Chen Pei-Hao, Hou Ting-Yi, Cheng Fang-Yu, Shaw Jin-Siang
Department of Neurology, MacKay Memorial Hospital, Taipei 104217, Taiwan.
Institute of Long-Term Care, Mackay Medical College, New Taipei City 252, Taiwan.
Brain Sci. 2022 Aug 7;12(8):1048. doi: 10.3390/brainsci12081048.

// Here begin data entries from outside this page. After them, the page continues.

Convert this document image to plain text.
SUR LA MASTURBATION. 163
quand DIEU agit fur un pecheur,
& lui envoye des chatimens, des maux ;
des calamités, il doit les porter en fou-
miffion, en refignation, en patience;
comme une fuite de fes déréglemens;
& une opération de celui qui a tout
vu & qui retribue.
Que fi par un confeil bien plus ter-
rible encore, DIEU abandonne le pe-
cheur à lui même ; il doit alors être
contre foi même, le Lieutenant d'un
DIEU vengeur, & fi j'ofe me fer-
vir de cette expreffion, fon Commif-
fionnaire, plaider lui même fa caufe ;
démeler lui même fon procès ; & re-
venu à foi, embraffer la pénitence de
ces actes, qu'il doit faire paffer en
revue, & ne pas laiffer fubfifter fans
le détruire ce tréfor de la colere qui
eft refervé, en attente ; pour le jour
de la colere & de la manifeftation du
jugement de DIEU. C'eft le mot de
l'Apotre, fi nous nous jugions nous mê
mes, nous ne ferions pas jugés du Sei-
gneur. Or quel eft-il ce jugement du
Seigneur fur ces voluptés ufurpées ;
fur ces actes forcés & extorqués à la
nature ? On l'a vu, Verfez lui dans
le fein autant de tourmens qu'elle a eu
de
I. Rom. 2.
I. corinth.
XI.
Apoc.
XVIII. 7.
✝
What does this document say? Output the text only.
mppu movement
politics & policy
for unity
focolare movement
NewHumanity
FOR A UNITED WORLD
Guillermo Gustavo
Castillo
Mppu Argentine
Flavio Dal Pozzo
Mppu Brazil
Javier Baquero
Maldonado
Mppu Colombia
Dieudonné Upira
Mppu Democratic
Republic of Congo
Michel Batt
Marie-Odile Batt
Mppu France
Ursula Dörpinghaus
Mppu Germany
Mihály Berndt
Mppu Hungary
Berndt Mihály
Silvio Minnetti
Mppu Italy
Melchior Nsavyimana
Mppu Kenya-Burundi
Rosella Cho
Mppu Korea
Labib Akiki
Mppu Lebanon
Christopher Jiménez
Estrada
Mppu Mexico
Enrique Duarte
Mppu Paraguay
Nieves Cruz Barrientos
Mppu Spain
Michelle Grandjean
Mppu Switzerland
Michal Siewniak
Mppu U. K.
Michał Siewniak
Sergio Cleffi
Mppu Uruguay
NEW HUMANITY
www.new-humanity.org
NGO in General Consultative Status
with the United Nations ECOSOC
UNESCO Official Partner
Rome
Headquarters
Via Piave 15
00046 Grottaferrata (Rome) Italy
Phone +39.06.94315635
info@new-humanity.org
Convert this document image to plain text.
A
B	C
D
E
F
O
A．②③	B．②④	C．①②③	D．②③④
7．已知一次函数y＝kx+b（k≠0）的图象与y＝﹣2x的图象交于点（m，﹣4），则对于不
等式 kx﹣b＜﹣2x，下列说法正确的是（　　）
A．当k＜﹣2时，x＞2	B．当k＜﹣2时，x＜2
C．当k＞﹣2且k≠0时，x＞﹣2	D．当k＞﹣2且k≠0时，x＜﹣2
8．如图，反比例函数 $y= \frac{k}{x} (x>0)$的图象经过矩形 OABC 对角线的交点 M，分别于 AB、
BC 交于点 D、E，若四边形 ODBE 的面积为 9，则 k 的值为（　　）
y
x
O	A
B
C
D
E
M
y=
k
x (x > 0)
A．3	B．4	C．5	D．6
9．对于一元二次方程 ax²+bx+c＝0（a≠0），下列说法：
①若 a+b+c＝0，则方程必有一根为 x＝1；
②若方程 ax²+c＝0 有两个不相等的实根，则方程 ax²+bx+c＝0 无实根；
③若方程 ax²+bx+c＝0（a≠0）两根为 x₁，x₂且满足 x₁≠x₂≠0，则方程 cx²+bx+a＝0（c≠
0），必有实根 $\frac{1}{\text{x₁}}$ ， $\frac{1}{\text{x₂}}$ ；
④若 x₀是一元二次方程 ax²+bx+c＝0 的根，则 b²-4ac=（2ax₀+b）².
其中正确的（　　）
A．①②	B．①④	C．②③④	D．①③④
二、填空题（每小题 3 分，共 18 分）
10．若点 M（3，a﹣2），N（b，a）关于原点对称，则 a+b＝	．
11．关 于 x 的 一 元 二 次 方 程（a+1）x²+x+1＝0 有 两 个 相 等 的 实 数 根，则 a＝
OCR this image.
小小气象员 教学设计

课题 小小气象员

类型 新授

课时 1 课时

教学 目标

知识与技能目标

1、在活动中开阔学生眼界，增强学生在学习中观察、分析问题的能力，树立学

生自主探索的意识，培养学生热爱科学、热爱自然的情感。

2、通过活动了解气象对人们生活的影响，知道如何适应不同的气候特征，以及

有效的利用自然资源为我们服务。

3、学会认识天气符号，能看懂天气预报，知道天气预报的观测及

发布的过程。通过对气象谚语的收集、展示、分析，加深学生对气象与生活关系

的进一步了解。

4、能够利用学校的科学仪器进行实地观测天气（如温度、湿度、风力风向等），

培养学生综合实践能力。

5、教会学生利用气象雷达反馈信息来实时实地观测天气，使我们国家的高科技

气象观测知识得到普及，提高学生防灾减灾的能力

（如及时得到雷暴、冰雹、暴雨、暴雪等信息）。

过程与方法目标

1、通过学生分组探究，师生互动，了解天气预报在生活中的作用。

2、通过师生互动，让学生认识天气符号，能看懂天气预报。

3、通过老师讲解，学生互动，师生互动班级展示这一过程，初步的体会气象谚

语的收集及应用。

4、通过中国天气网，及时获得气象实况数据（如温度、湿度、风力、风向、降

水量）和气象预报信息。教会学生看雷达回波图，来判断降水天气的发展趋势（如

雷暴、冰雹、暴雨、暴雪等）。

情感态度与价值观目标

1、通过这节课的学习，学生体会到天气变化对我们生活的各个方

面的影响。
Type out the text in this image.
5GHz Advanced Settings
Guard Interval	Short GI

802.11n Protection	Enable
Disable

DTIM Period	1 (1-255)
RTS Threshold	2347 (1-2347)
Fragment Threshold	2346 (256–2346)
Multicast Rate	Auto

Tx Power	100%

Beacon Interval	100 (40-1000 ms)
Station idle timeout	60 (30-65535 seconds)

This study developed a predictive model for cognitive degeneration in patients with Parkinson's disease (PD) using a machine learning method. The clinical data, plasma biomarkers, and neuropsychological test results of patients with PD were collected and utilized as model predictors. Machine learning methods comprising support vector machines (SVMs) and principal component analysis (PCA) were applied to obtain a cognitive classification model. Using 32 comprehensive predictive parameters, the PCA-SVM classifier reached 92.3% accuracy and 0.929 area under the receiver operating characteristic curve (AUC). Furthermore, the accuracy could be increased to 100% and the AUC to 1.0 in a PCA-SVM model using only 13 carefully chosen features.
本研究使用机器学习方法为帕金森病(PD)患者的认知衰退建立了一个预测模型。收集了PD患者的临床数据、血浆生物标志物和神经心理测试结果,并将其用作模型预测指标。应用包括支持向量机(SVM)和主成分分析(PCA)在内的机器学习方法来获得认知分类模型。使用32个综合预测参数时,PCA-SVM分类器的准确率达到92.3%,受试者工作特征曲线(AUC)下面积为0.929。此外,在仅使用13个精心挑选特征的PCA-SVM模型中,准确率可提高到100%,AUC提高到1.0。